Evet öyle. İçgüdüsel anlamda yazmaya başladığım romanın ayak sesleri oldu bu kitap. Herkesin hayatı romandır. Ama ‘İsyan daima denizde başlar’da yazdığım gibi, benimki sonunda nehir roman oluşturacak öykülerle dolu. Ana tarafından Fatih Sultan Mehmet ordusuyla İstanbul’a yerleşen bir aileden geliyorum. Baba tarafından Balkan savaşlarıyla Bosna’dan, Bulgaristan’dan göçmen… Çok şehit vermiş ailemin Osmanlı’dan Cumhuriyet’e geçiş öyküsü, zaten roman. Heyecanlı bir film tadında kendi maceralarımı eklersek, sanırım üç hayat yaşadım ki, roman da üç cilt olacak. Herşeyi yazacağım. Aşklarımı, savaşlarımı ve tabii ki sinema, edebiyat, medya dünyasında tanıdığım ünlü kişiler, iyiler ve kötülerle yaşadığım her şeyi.   

 OPERASYON YAPILMASAYDI HAPİSTEYDİM

- Mine, 2 yıl önce çok önemli bir operasyon yapıldı Türkiye’de... Adnan Hoca’ya yönelik... Senin de bu konuda nasıl tek başına mücadele verdiğini biliyorum... hâla gidip mahkemelerde ifade veriyorsun... Bu noktada neler söylemek istersin? Yakalandığında ne hissettin mesela?
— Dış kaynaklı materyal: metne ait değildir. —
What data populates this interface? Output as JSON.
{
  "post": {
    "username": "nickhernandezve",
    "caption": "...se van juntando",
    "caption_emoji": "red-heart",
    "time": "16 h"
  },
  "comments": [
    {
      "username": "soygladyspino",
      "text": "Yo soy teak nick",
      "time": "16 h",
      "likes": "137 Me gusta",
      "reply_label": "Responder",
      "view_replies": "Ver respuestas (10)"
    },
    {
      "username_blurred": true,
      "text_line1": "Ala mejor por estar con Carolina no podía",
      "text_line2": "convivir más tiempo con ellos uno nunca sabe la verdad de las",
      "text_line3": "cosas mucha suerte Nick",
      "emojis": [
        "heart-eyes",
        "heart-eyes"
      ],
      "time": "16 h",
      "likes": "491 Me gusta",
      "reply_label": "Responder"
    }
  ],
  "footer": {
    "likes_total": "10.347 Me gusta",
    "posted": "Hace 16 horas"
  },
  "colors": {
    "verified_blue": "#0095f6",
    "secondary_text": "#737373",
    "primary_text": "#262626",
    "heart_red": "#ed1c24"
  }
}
Adnancılar kaçmıyordu ki yakalansınlar? FETÖ’nün kumpaslarda teknik destek ekibi olan bu organize suç ve casusluk örgütü devletin içine şantajla, muhbirle sızdığı için bazı politikacılar ve muktedirler tarafından yıllarca kollandı. Peşlerine düşen emniyet mensuplarının hayatları karartıldı, davalar düşürüldü, FETÖ yargıçları tarafından kurtarıldılar. Sonunda cesur, dürüst ve iyi hazırlanmış bir emniyet ekibi, son operasyonu kimseye haber vermeden yaptığı için şimdi içerdeler. Ama hala kurtarılmaya çalışıyorlar, uluslararası casusluk yaptıkları için de hala etkinler. Tutuklandıklarında, çok şanslı olduğumu düşündüm. 2007 yılından beri hem FETÖ, hem Adnan Oktar cemaatine karşı mücadele ediyorum. Onlar da onlarca davayla beni bitirmeye çalıştılar, haliyle. Zaten 2013’te Cumhuriyet’te yayımlanan «Dünya yalan, narkoz şirketten» başlıklı yazıma hem Fethullah Gülen, hem Adnan Oktar şahsen dava açtılar. Eğer karar aşamasından önce FETÖ’ye operasyon yapılmasaydı, Adnan Oktar’a operasyon yapılmasaydı bugün hapisteydim. Halen süren davaya müdahil ve onları kurtarmaya çalışan politikacı ya da hukukçu, tüm işbirlikçilerinin peşindeyim.